Al termine delle sue indagini, il CTU deve rispondere per iscritto al quesito del giudice tramite un elaborato tecnico, la perizia. La perizia viene prima sottoposta all’attenzione delle parti per riceverne le osservazioni, dopodiché passa all’attenzione del giudice.

Il CTU redige inoltre i verbali delle sedute quando c’è un incontro con le parti in causa. Solitamente all’apertura dell’attività di perizia c’è un incontro con le due parti, che deve essere appunto verbalizzato dal CTU. Da quel momento in poi le parti, se autorizzate dal giudice, possono nominare un proprio consulente tecnico di parte (il CTP).

Il consulente tecnico di parte assiste l’avvocato, in eventuale contraddittorio con l’altro CTP o con lo stesso CTU. I consulenti tecnici di parte e gli avvocati possono inoltre presentare al CTU osservazioni e istanze, a voce o per iscritto.

Il CTU ha l’obbligo di prestare il suo ufficio quando viene nominato, tranne nel caso in cui sia impossibilitato (ad esempio per motivi di salute) o possa presentare un giusto motivo di astensione (cioè di rinuncia all’incarico).

Ma quand’è che il consulente tecnico d’ufficio può astenersi?
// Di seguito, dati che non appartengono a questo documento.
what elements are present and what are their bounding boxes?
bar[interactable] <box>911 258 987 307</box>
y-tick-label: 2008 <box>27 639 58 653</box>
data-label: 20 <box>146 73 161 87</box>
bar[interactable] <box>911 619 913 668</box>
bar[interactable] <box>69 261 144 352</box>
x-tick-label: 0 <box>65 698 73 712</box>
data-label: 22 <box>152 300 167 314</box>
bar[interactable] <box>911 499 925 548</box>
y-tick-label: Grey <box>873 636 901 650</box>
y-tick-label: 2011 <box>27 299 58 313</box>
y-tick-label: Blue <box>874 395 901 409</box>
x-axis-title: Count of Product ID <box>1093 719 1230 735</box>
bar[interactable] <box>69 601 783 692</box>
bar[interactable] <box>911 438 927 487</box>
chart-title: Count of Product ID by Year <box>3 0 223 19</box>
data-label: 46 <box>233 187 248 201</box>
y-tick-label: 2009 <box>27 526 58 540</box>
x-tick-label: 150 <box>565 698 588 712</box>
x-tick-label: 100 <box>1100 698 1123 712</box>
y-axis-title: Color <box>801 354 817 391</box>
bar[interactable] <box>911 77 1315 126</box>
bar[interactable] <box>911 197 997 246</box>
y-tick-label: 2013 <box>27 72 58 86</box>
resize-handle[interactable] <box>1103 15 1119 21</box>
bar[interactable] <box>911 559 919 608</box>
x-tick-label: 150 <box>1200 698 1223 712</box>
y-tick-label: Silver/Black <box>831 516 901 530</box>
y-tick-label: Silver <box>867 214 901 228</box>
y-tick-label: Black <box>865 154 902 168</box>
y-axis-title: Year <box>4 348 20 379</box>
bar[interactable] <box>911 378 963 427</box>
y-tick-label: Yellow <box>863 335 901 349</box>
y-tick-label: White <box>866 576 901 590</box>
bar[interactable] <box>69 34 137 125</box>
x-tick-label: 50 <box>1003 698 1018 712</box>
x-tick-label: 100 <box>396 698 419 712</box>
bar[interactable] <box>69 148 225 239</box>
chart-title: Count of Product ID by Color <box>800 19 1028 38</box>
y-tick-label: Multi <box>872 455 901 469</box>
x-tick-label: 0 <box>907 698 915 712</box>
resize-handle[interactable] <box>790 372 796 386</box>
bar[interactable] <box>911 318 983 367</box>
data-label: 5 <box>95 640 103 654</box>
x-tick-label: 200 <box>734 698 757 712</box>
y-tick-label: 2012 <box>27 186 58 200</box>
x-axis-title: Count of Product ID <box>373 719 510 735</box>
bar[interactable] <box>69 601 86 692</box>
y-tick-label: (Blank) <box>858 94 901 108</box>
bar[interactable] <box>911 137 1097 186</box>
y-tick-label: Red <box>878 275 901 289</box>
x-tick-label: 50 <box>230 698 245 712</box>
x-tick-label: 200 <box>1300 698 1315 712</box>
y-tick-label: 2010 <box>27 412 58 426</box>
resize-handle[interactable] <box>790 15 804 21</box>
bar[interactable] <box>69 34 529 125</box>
Quando vengono meno le condizioni di imparzialità rispetto all’oggetto in causa.

Quindi ad esempio:

  • Se il CTU ha svolto attività professionali per una delle parti in causa
  • Se ha già ricoperto il ruolo di CTU in un diverso grado del processo
  • Se è legato da rapporti di parentela con le parti in causa
  • Se ha cause pendenti o inimicizie con una delle parti in causa
  • Se esistono gravi ragioni di convenienza che possono intaccarne la neutralità

Se il consulente non si astiene e uno di questi fatti viene a galla, le parti potrebbero arrivare a ricusare il consulente, chiedendo al giudice di sostituirlo. Di solito la sostituzione avviene anche solo quando viene sollevato il sospetto…

Il CTU è infine tenuto all’obbligo di diligenza, ovvero a svolgere la sua attività con diligenza, perizia e imparzialità. Per questo motivo tutti i rapporti del CTU con le parti devono essere documentati e approvati dal giudice, e la perizia si deve basare unicamente su documenti già esistenti o su documenti acquisiti con l’approvazione del giudice.

Ovviamente il perito è tenuto anche al rispetto delle norme deontologiche della sua professione e dell’ordine di appartenenza: autonomia, competenza, correttezza, trasparenza, obiettività e scrupolo.

Come abbiamo detto, il CTU ricopre una funzione di ausiliario del giudice e ha una responsabilità penale, civile e disciplinare. Di fatto è un pubblico ufficiale, perché viene incaricato di un servizio pubblico. In quanto tale ha anche l’obbligo di risarcire il danno causato se viola i doveri connessi al suo incarico.

Insomma, fare il consulente tecnico non è una passeggiata, e si porta dietro il rischio di conseguenze penali, civili e anche economiche!

Ma cosa rischia esattamente il CTU che sbaglia? Ce lo dicono gli articoli 1218, 1176 e 1023 del Codice Civile.

Il CTU è appunto chiamato a risarcire le parti se ha recato danno perché ha svolto il suo incarico in modo errato. Per capirsi, il consulente non deve risarcire una parte se la sua consulenza va a sfavore di quest’ultima; ma se invece ha valutato una vicenda in modo palesemente errato, se ha interpretato in modo grossolano una normativa o anche se nel corso di un sopralluogo ha creato inavvertitamente un danno, allora potrebbe essere chiamato a risponderne in tribunale.

Ovviamente tutto questo vale anche se il consulente va a elaborare una consulenza fuorviante e fraudolenta per favorire una delle parti o danneggiarne un’altra.

Ok, ci siamo. Questo è un po’ il quadro generale in cui si muove il consulente tecnico d’ufficio.

Nei prossimi articoli andrò invece ad inquadrare meglio alcuni aspetti più tecnici del ruolo del CTU e, di conseguenza, del CTP.